NASA today announced the results of Mars rover Curiosity's initial analysis of the soil it has been scooping now for weeks. The results show that the Martian soil around the "Rocknest" area resembles weathered basaltic soils of volcanic origin in Hawaii. These findings come from a small sample that was placed into Curiosity's Chemistry and Mineralogy instrument (CheMin).
"We had many previous inferences and discussions about the mineralogy of Martian soil," said David Blake, principal investigator for CheMin at the NASA Ames Research Center. "Our quantitative results provide refined and in some cases new identifications of the minerals in this first X-ray diffraction analysis on Mars."
An image of the X-ray diffraction created from the CheMin data can be seen above.

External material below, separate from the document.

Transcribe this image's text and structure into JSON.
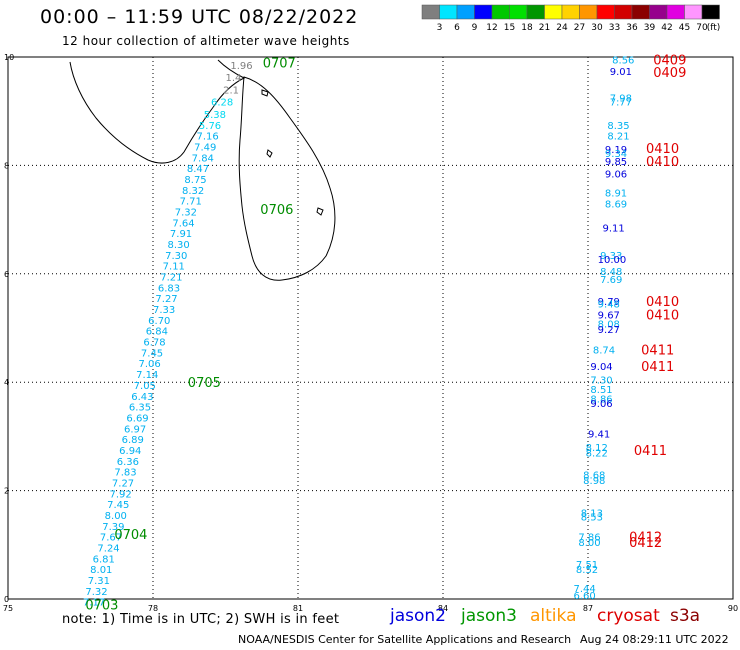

This method is the most accurate identification of minerals on Mars to date. The identification of minerals is "crucial" to Curiosity's goal of assessing past environmental conditions on the red planet, and specifically whether the rover's landing site once had environmental conditions favorable for microbial life.
"Our team is elated with these first results from our instrument," said Blake. "They heighten our anticipation for future CheMin analyses in the months and miles ahead for Curiosity."
This first sample was sieved for particles larger than the width of a human hair and has two components: the dust distributed all over Mars by dust storms and sand of local origin. NASA stated that the sample represents more modern processes on Mars, where the rocks the rover investigated weeks ago are billions of years old.
"Much of Mars is covered with dust, and we had an incomplete understanding of its mineralogy," said David Bish, CheMin co-investigator at Indiana University. "We now know it is mineralogically similar to basaltic material, with significant amounts of feldspar, pyroxene and olivine, which was not unexpected. Roughly half the soil is non-crystalline material, such as volcanic glass or products from weathering of the glass.
"So far, the materials Curiosity has analyzed are consistent with our initial ideas of the deposits in Gale Crater recording a transition through time from a wet to dry environment. The ancient rocks, such as the conglomerates, suggest flowing water, while the minerals in the younger soil are consistent with limited interaction with water."